Running LocalStack or Floci directly inside the Gemini Interactions API's managed sandbox (environment: "remote") is possible but comes with some constraints:
- Docker Dependencies: Both emulators run stateful services (like RDS or Lambda) by spinning up real Docker containers under the hood. If the Google-managed container in the Interactions API lacks nested Docker/virtualization capabilities, executing complex, stateful emulations inside it may fail.

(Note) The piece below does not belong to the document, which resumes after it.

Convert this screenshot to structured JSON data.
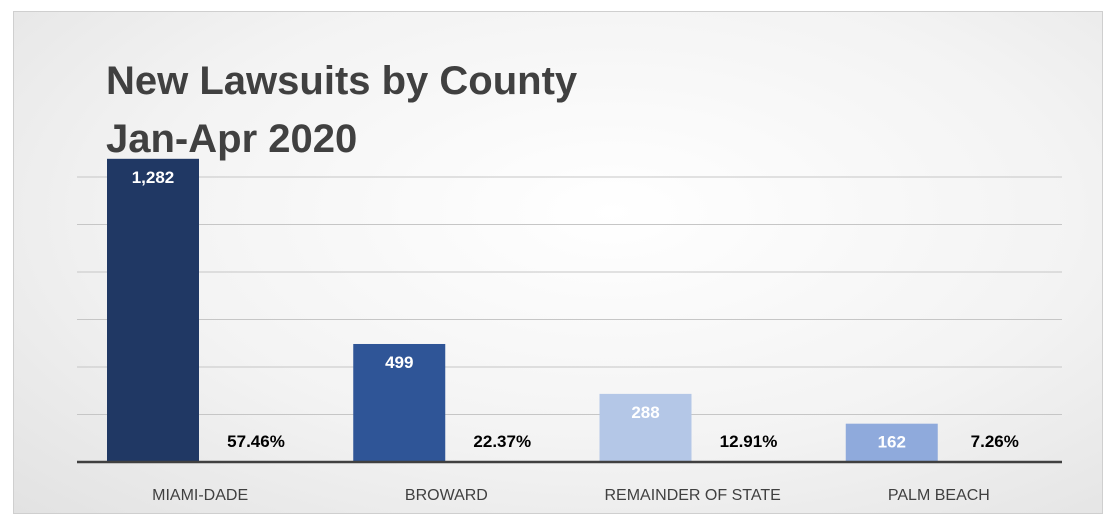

- API Calls & Basic Mocking: If your agent only needs to mock simple API integrations (like making standard S3 or DynamoDB API calls), you can download the lightweight binaries directly into the Interactions sandbox and point the agent's SDK to
localhost:4566.
While LocalStack has long been the industry standard for AWS emulation, Floci was specifically designed to solve some of the friction points that make LocalStack difficult to use with ephemeral AI agents.
| Metric / Feature | LocalStack (Community) | Floci (floci.io) |
|---|---|---|
| Authentication | Requires auth tokens/sign-ups (as of March 2026). | Zero tokens or credentials required. |
| Startup Time | ~3.3 seconds. | ~24 milliseconds (built with Quarkus and GraalVM Native). |
| Idle Memory Usage | ~143 MiB. | ~13 MiB. |
| Docker Image Size | ~1.0 GB. | ~90 MB. |
| License | Restricted / Proprietary Community Split. | MIT License (Always Free). |
Because automated AI agents regularly spin up short-lived, ephemeral sandboxes to verify code, they need dependencies to load instantly and use minimal resources.
- Zero Token Injection: Injecting persistent LocalStack developer tokens into thousands of short-lived agent sandboxes is a security and configuration chore. Floci requires no authentication, meaning an agent can simply download, boot, and use it immediately with zero configuration.
- Resource Preservation: Running a 1 GB container that takes several seconds to boot and eats 143 MiB of idle RAM is heavy for quick automated runs. Floci's tiny footprint (~90MB image, 24ms startup) makes it highly practical to bundle directly inside short-lived testing environments.